Mark tells us a remarkable story today – one not found in the other Gospel accounts, and one that we can easily find disturbing.
It’s a story about the family of Jesus – a story far different from the one Luke relates, for example, with his beautiful Gospel depiction of Mary and Joseph and the child Jesus.
In contrast, Mark very bluntly reports in today’s Gospel reading how Jesus’ family – his “mother and brothers” – “set out to seize him.”
Why? Because they sincerely believed Jesus was “out of his mind.”
His own family is concerned about Jesus’ mental stability!
But what is possibly even more jarring is the Gospel of Mark’s next scene. He tells us that the “crowd seated around him told him, ‘Your mother and your brothers and your sisters are outside asking for you.’”
Then comes perhaps the most misunderstood words ever reported to come out of the mouth of Jesus:
“Who are my mother and my brothers?”
Jesus then answers his own question:
“Here are my mother and my brothers. For whoever does the will of God is my brother and sister and mother.”
If you come from a close, supportive family, you may have difficulty hearing these words spoken by Jesus. They may even strike you as cruel.
Listeners from loving families might understandably see Jesus as calloused to his own flesh and blood. Yet, if we’re truly honest with ourselves, we may be able to admit that even the most loving families have their limitations. Even such blessed families can become so narrow and self-immersed that they are rendered incapable of sharing abundantly with others. They may become so engrossed in their own immediate concerns that they’re unable to recognize the immensity of human need that stretches all about them.
Listen now, if you will, to the same passage from Mark’s Gospel as someone who was raised in an abusive family, one in which they felt degraded by psychological and physical violence.
“Here are my mother and my brothers.
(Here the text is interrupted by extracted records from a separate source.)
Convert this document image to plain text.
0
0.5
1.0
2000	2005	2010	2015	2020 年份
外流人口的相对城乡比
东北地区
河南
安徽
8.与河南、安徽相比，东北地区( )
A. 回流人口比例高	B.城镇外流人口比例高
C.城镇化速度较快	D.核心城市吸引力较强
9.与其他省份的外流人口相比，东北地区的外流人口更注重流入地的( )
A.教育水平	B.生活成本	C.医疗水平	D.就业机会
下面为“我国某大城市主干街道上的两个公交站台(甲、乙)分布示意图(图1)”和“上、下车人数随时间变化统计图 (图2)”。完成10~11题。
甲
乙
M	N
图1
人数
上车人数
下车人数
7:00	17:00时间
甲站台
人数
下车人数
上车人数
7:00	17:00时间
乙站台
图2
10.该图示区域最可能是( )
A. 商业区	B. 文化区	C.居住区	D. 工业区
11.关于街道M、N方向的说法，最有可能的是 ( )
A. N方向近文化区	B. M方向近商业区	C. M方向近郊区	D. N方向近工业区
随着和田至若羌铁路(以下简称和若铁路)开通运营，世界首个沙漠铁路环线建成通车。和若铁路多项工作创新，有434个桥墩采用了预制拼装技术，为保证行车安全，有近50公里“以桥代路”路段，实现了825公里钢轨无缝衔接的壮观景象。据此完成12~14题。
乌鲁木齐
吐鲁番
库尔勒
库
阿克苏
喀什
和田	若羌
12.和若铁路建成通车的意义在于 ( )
For whoever does the will of God is my brother and sister and mother.”
In this case, Jesus’ words might strike you as a kind of balm:
You are being told by Jesus that you can finally belong to a new kind of family – a family of love and grace; a family for which you have ached all your life.
What now becomes clear is that this story is being told by Mark to lift us up beyond the limitations of personal experience. These words of Jesus invite us to see the larger human community in all its diversity and need and wonder. They can become for us an experience of gracious, tender redemption.
Jesus sets only one criterion for being a member of his new family, his larger family, his redemptive family:
That we do the “will of God.”
Later in his Gospel Jesus outlines for us precisely what his “will” is:
Love God with all that we are. Love our neighbor as ourselves.
If we keep these commandments, Jesus tells us, we will discover the unconditional acceptance and indestructible joy that not even the most loving human family can provide.
If we have been abused by our families, if we have been abandoned by our families, if we have been surrounded by rage and lack of acceptance by our families, we will discover the overflowing grace that can heal our wounds. This is what Jesus is trying to emphasize in this Gospel passage.
Beyond that, we will now have the opportunity to develop a healthy self-love, and an inner affirmation that will free us from the feelings of self-loathing and negativity that abuse and neglect inculcate.
Keeping these two great commandments is THE way of doing the will of God.
More than that even, it is the ultimate road to finding ourselves healed and empowered.
So, far from weakening families, Christ’s statement that “Whoever does the will of God is my brother and sister and mother,” nurtures those very qualities that make us healthy members of our immediate family, and faithful members of the new family of God.
“The most important thing in the world is family and love.”
Jesus, I think, would be the first to agree. That’s why he offers to each of us a new kind of family – one that will be overflowing with grace and joy.